5. Riley Ironside (Kyabram)
There is room in every side for a speculative gamble on a young talent. Kyabram’s Riley Ironside has talent in every fibre of his young being and that will translate well from the football field to the cricket pitch.
6. John Ikupu (Euroa)
Nothing says pick me at number six more than the guaranteed chants of ‘‘Johnny, baby’’ that will surely resonate across the venue when John Ikupu strides to the crease with bat in hand. Able to play as an undersized ruckman for Euroa, Ikupu will use every bit of his strength to hoist the ball into the stands on a regular occasion. Will also provide handy medium-pace overs.
7. Liam Duguid (Shepparton)
The gloves in this team fall into the hands of Shepparton’s Liam Duguid. As the man behind the stumps all day you need the ability to have a singular focus each and every delivery, and Duguid’s work as a tagger and defender certainly primes him for the role.
8. James Martiniello (Benalla)
You always need a workhorse with the ball and not many work harder than Benalla’s James Martiniello. While the midfield marvel will have plenty on his plate after taking on the coaching duties at the Benalla Showgrounds, Martiniello will still make time to bowl plenty of overs at first change in this side.
9. Linc Wellington (Tatura)
Tatura’s evergreen veteran has enough left in the tank to match it with the best midfielders in the GVL — meaning he can definitely hold up one end with the ball during a long day in the field. This columnist pictures Linc Wellington as the wily off-spinner who thinks a batsman out rather than rips a ball through their gate — but he may have that in him as well.
10. Shane Neaves (Shepparton United)
Nothing sends fear through a batsman like the sight of a towering quick marking the start of his run-up somewhere closer to the boundary than the non-striker’s end. In Shepparton United ruckman Shane Neaves, this side has found exactly that. Even if he only lopes in off of three steps he will certainly be instructed to step out a full 30m run-up for theatrical purposes.

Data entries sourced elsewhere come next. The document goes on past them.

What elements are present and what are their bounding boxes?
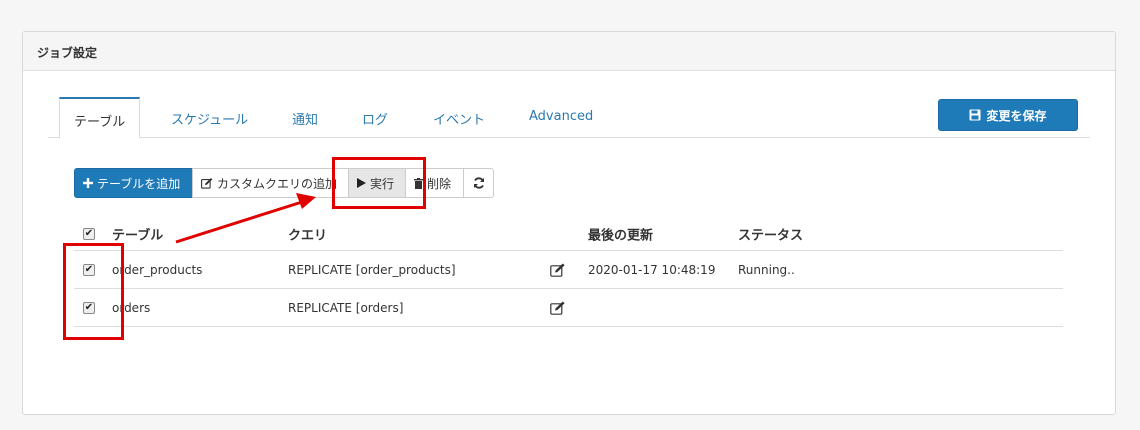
table-header-row: ✔ テーブル クエリ 最後の更新 ステータス bbox=[74, 217, 1063, 251]
tables-table: ✔ テーブル クエリ 最後の更新 ステータス ✔ order_products … bbox=[74, 217, 1063, 327]
add-custom-query-label: カスタムクエリの追加 bbox=[217, 176, 338, 191]
edit-query-icon[interactable] bbox=[550, 301, 566, 315]
tab-schedule[interactable]: スケジュール bbox=[171, 97, 248, 138]
trash-icon bbox=[414, 177, 423, 189]
table-toolbar: テーブルを追加 カスタムクエリの追加 実行 削除 bbox=[74, 168, 494, 198]
floppy-disk-icon bbox=[969, 109, 981, 121]
select-all-checkbox[interactable]: ✔ bbox=[83, 227, 95, 240]
edit-query-icon[interactable] bbox=[550, 263, 566, 277]
tab-notifications[interactable]: 通知 bbox=[292, 97, 318, 138]
header-last-updated: 最後の更新 bbox=[588, 228, 654, 243]
run-label: 実行 bbox=[370, 176, 395, 191]
header-status: ステータス bbox=[738, 228, 804, 243]
delete-button[interactable]: 削除 bbox=[405, 168, 464, 198]
add-custom-query-button[interactable]: カスタムクエリの追加 bbox=[192, 168, 349, 198]
row-query: REPLICATE [order_products] bbox=[288, 262, 456, 277]
table-row: ✔ order_products REPLICATE [order_produc… bbox=[74, 251, 1063, 289]
row-query: REPLICATE [orders] bbox=[288, 300, 404, 315]
header-table: テーブル bbox=[112, 228, 164, 243]
run-button[interactable]: 実行 bbox=[348, 168, 406, 198]
row-table-name: orders bbox=[112, 300, 151, 315]
table-row: ✔ orders REPLICATE [orders] bbox=[74, 289, 1063, 327]
refresh-icon bbox=[473, 177, 484, 189]
tab-logs[interactable]: ログ bbox=[362, 97, 388, 138]
tab-tables[interactable]: テーブル bbox=[59, 97, 141, 139]
row-checkbox[interactable]: ✔ bbox=[83, 301, 95, 314]
row-last-updated: 2020-01-17 10:48:19 bbox=[588, 262, 716, 277]
delete-label: 削除 bbox=[427, 176, 452, 191]
tab-bar: テーブル スケジュール 通知 ログ イベント Advanced bbox=[48, 97, 1090, 139]
row-checkbox[interactable]: ✔ bbox=[83, 263, 95, 276]
header-query: クエリ bbox=[288, 228, 328, 243]
row-status: Running.. bbox=[738, 262, 795, 277]
tab-events[interactable]: イベント bbox=[433, 97, 485, 138]
tab-advanced[interactable]: Advanced bbox=[529, 97, 593, 138]
save-changes-button[interactable]: 変更を保存 bbox=[938, 99, 1078, 131]
plus-icon bbox=[83, 178, 93, 188]
refresh-button[interactable] bbox=[463, 168, 494, 198]
edit-icon bbox=[201, 177, 213, 189]
job-settings-panel: ジョブ設定 テーブル スケジュール 通知 ログ イベント Advanced 変更… bbox=[22, 31, 1116, 415]
add-table-button[interactable]: テーブルを追加 bbox=[74, 168, 193, 198]
play-icon bbox=[357, 178, 366, 188]
panel-title: ジョブ設定 bbox=[23, 32, 1115, 71]
save-changes-label: 変更を保存 bbox=[986, 108, 1047, 123]
row-table-name: order_products bbox=[112, 262, 203, 277]
add-table-label: テーブルを追加 bbox=[97, 176, 181, 191]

11. Tyreece Collison (Shepparton Swans)
One of the most exciting prospects coming out of Princess Park is young Tyreece Collison. With a background in boxing and a penchant from breaking packs open like a can of sardines, Collison makes the perfect candidate for a lightning-quick fast bowler. He will certainly knock the blocks off of a few unsuspecting batsmen, and he bats 11 so he can stay as fresh as possible and be able to go 12 rounds (or consecutive overs) with the ball.
12TH MAN. Lachie Christopher (Mansfield)
Every good cricket team needs a 12th man who acts as a specialist outfielder. Lachie Christopher’s ability above his head makes him a brilliant man for the role. From patrolling the centre half-back or centre half-forward line for the Eagles to covering the space between long-on and cow-corner for this Musings outfit, Christopher’s talents will always serve his team well.